In order to assess the impact of nitrogen deposition, the authors define a critical load as “the quantitative estimate of exposure to one or more pollutants below which significant harmful effects on specified sensitive elements of the environment do not occur according to present knowledge” and identify a range of critical values for every national park. These values depend mostly on the primary receptor of nitrogen in the park (forests, lichen, waterways, etc.) and, thus, the prevailing ecosystem present in the park. Unfortunately, due to the types of ecosystems present across the United States, the critical loads an ecosystem can handle of nitrogen deposition are much lower precisely in the locations with higher levels of deposition. Additionally, the critical loads follow a strong east to west gradient, with the lowest values in the east, just the opposite of the level of deposition. Alarmingly, the highest levels of deposition are occurring in some of the most vulnerable areas.

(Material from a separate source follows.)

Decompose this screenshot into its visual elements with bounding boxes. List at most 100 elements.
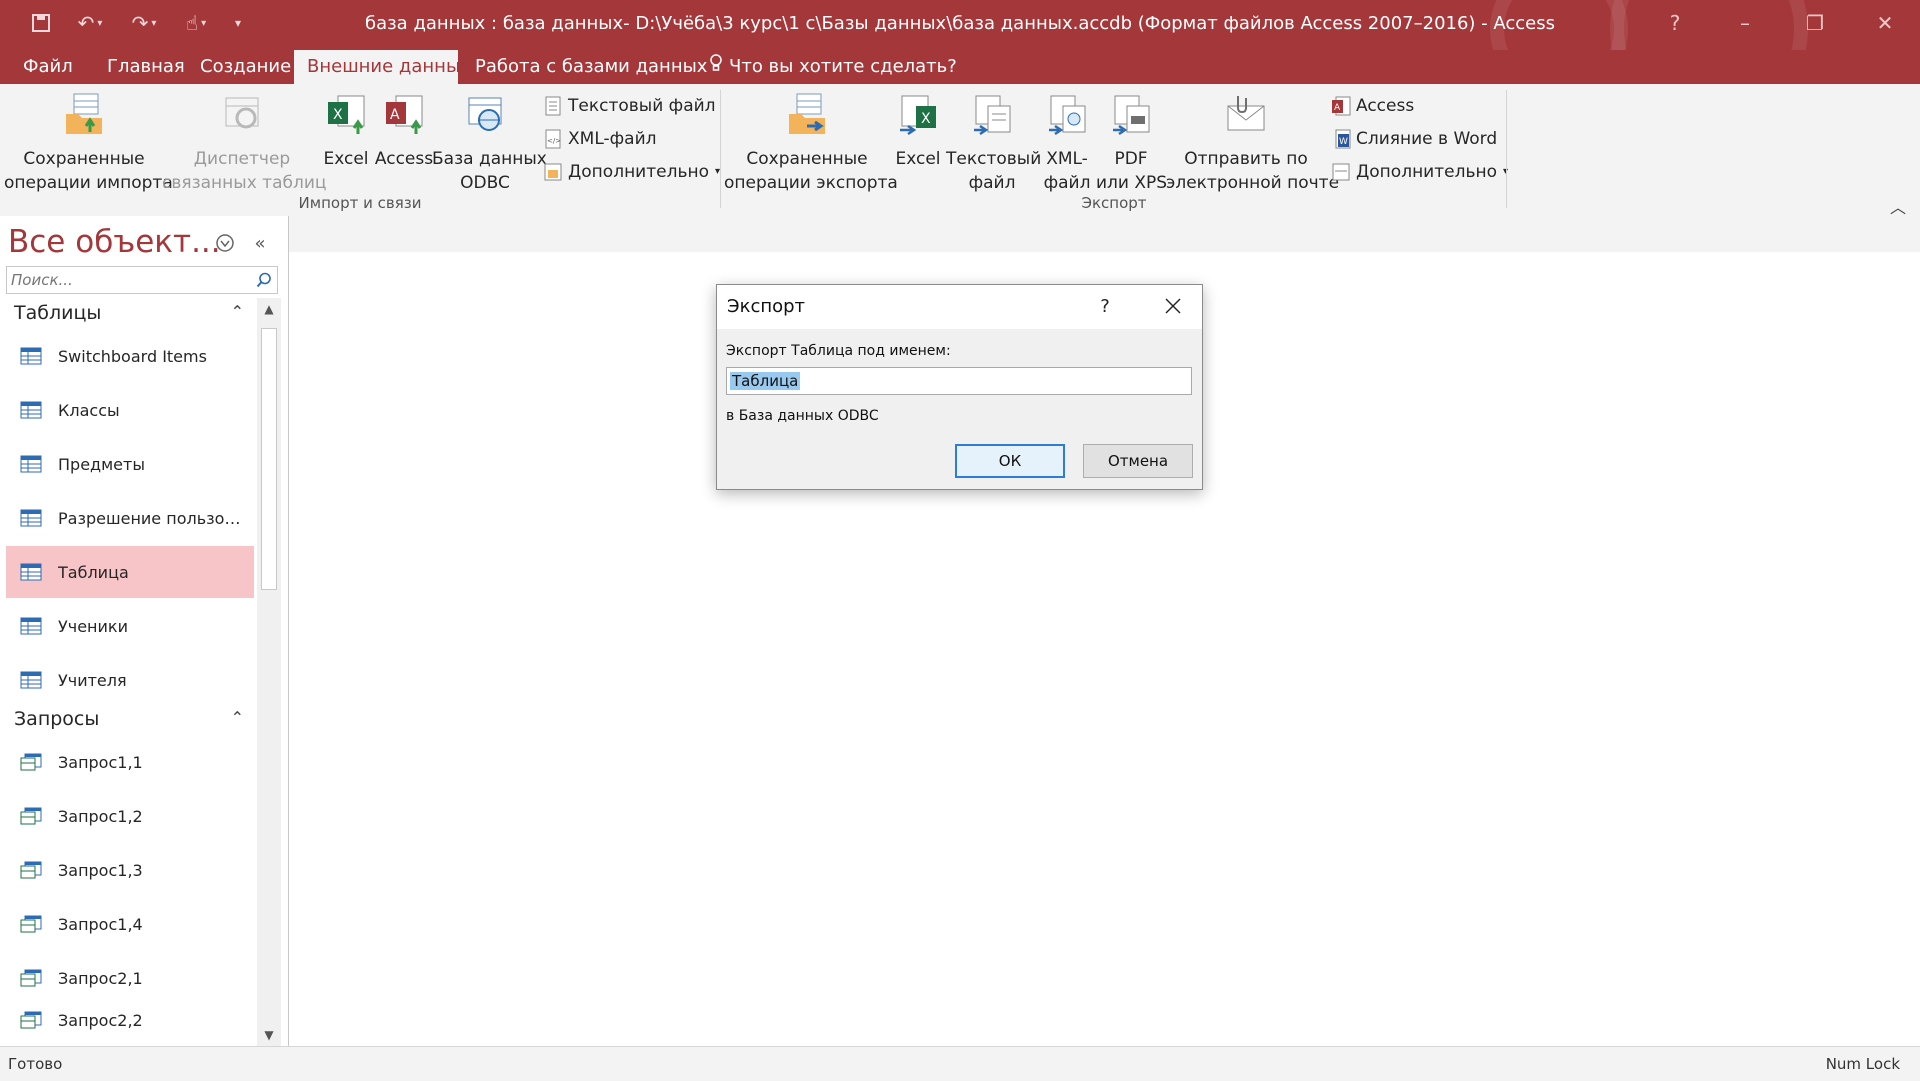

What does all of this mean for the average visitor to the national parks? In the short term, probably not much. The nitrogen build up takes time, and its impacts are generally felt over a longer time frame. However, in the long-term this could have significant landscape level impacts for the national parks including changes in the “function and structure of the community as a whole.”
The importance of this paper is not limited to describing the impacts of increased nitrogen deposition on the 58 national parks. It also serves as an excellent empirical example of how human activity is upsetting natural, planetary processes — in this case the nitrogen cycle — described in this landmark 2009 paper in Nature. Even then the nitrogen cycle was identified as one of three — along with climate change and biodiversity loss — of ten critical planetary boundaries that had already been exceeded. With this recent evidence from national parks it is obvious that disruptions to the natural nitrogen cycle are getting worse rather than better. While the impacts of disruption in the nitrogen cycle on a global scale are not well understood, the impacts on a local level suggest that it could lead to major changes in the distribution plant life around the world.
Fortunately, there is still a chance for things to turn around for the national parks; they, and much of the east coast of the United States, have been here before. For decades sulfur dioxide emissions from coal fired power plants in the Midwest fell as acid rain on national parks on the east coast, leading to concerns about the continued survival of places like Shenandoah and Great Smoky Mountains National Parks. Like the problems with nitrogen described here, acid rain was generated by pollutants released hundreds or thousands of miles from the park that threatened large scale, land-scape level changes due to tree die-offs in the eastern parks. However, while the problem still exists, amendments to the Clean Air Act in the 1990s have led to reductions in the incidence of acid rain along the east coast.
Solutions to these large scale, dispersed pollution problems do exist but they call for the collective action of multiple government agencies and private entities. The EPA has taken some steps to regulate nitrogen emissions and is considering more stringent regulation based on the effect that deposition can have on ecosystems. This new evidence makes a strong case that the continue preservation of our national parks depends on the passage of these new regulations. And as the experience with sulfur dioxide demonstrates, this is a solvable problem.